Não tive o privilégio de ser aluno de nenhum deles na Graduação. Vim de outra Universidade e cheguei à USP tarde – talvez cedo, conforme a perspectiva – depois de trabalhar alguns anos como professor da escola pública e cursinhos. Mas conhecia-lhes os textos. Vim a conhecer o Prof. Castello pessoalmente em dois cursos da Pós-Graduação de Literatura Brasileira, faz 25 anos. No primeiro, sobre as letras coloniais, propunha textos de vários gêneros, não só de ficção, sobre temas políticos, sociais, econômicos, culturais e estéticos. Propunha-os como documentos constitutivos do que chamava “formação das ideias críticas”.
A ideia que norteava a leitura da grande massa documental que implacavelmente exigia que fichássemos era a de descrever e definir a unidade, que eu supunha contraditória, de uma doutrina estética ou de uma posição política nas várias práticas do signo em um recorte cronológico determinado. Por exemplo, o século XVII, entendendo-se por “XVII”, no caso, um século que no Brasil dura quase 200 anos, e por vezes até mais, quando se considerassem as várias durações das várias estruturas de dimensão diversa do recorte. Essa unidade contraditória também se encontraria em outras práticas contemporâneas do signo, é o que as leituras permitiam inferir, como uma homologia definidora da forma mental específica da formação histórica em questão.

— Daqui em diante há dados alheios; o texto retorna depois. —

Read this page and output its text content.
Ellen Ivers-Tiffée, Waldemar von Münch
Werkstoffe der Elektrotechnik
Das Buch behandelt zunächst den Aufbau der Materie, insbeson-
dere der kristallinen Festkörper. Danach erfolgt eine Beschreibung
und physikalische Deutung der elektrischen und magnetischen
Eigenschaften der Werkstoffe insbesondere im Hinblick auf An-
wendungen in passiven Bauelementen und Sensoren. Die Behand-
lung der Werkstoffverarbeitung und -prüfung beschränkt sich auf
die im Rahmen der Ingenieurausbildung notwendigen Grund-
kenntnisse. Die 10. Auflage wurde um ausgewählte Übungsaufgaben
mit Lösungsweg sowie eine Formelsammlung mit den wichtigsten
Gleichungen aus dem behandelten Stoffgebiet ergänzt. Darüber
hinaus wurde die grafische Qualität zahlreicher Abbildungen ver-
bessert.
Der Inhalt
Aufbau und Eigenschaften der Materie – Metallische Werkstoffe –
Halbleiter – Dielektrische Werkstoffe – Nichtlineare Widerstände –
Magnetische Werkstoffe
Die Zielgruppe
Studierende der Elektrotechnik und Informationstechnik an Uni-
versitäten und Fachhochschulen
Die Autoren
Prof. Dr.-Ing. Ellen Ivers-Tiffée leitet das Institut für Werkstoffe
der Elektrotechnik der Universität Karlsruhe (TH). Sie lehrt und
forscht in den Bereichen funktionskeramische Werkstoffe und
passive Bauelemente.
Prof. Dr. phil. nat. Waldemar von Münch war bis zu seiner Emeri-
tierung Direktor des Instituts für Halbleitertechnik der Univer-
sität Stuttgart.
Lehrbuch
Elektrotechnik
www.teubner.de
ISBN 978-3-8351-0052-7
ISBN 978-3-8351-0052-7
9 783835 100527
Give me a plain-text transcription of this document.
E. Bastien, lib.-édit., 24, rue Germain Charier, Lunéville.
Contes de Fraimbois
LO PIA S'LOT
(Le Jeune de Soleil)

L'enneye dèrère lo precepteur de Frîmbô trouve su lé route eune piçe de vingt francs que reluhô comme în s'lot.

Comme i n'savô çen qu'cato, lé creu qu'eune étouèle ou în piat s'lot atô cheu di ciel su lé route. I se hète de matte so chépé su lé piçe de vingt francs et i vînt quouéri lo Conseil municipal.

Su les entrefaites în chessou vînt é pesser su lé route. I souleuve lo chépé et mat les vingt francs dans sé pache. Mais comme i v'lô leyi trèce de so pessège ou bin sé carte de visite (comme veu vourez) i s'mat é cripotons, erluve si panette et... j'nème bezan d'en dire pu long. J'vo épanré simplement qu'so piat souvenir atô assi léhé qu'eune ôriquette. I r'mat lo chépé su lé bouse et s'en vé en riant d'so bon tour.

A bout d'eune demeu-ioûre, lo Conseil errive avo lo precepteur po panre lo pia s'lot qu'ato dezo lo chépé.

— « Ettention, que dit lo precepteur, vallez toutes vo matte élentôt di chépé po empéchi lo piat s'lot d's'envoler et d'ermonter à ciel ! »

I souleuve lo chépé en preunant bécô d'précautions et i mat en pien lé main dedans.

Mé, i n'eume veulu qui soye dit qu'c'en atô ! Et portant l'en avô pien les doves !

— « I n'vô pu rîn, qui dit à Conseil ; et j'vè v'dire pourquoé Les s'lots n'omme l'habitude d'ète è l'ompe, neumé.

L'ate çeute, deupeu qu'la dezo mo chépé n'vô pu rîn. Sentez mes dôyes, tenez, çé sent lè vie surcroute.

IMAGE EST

Sua definição ganharia sistematicidade não só teoricamente, mas por meio da sua verificação empírica nos vários meios materiais e sociais em que ocorrera, o que previa seu cruzamento com outras referências teóricas e documentais. Era muito importante a ideia da documentação, pois já me levava então à ideia historiadora da necessidade de constituir séries, cuja regularidade permitiria inferências mais objetivas quando tratasse de textos particulares. Por exemplo, na longa duração do século XVII, uma dessas unidades tipificadoras das representações era a agudeza dos estilos que hoje chamamos de “barroco”, rebatida nos documentos da educação jesuítica, das atas de câmaras, dos tribunais de Relação, da etiqueta das maneiras cortesãs e outros códigos transplantados para o trópico. A agudeza era artificial, afetada, alambicada, pedante, “barroca”, “barroquista”? Certamente, segundo nosso ponto de vista iluminista e romântico.
Mas era preciso vê-la pelo viés dos contemporâneos, quando assumia valores-de-uso insuspeitados para iluministas. As leituras propostas pelo Prof. Castello permitiam desconfiar que a agudeza dos estilos tinha sido, principalmente entre 1580 e 1750, duas datas políticas, início da União Ibérica e morte de D. João V, o que muito depois eu viria a entender como um modelo cultural difundido por todo o corpo político do Estado português, e não apenas de “cima para baixo“, já inferia, como sentido unidirecional da dominação do Estado para os governados, mas antes como um padrão coletivo generalizado, imitado, deformado, deturpado etc. em apropriações múltiplas.
Quando se consideravam as adaptações locais, as unidades tipificadoras do estilo ou dos estilos desse tempo determinado como século XVII podiam ser tratadas segundo uma dupla visada, que as historicizava e, por isso, evidenciava seu valor contemporâneo em usos que ultrapassavam largamente o âmbito das letras. De um lado, as leituras permitiam considerar os vários valores de uso das apropriações locais de referências doutrinárias, supondo que os modelos metropolitanos eram aqui deformados conforme usos que lhes conferiam especificidade e funções locais.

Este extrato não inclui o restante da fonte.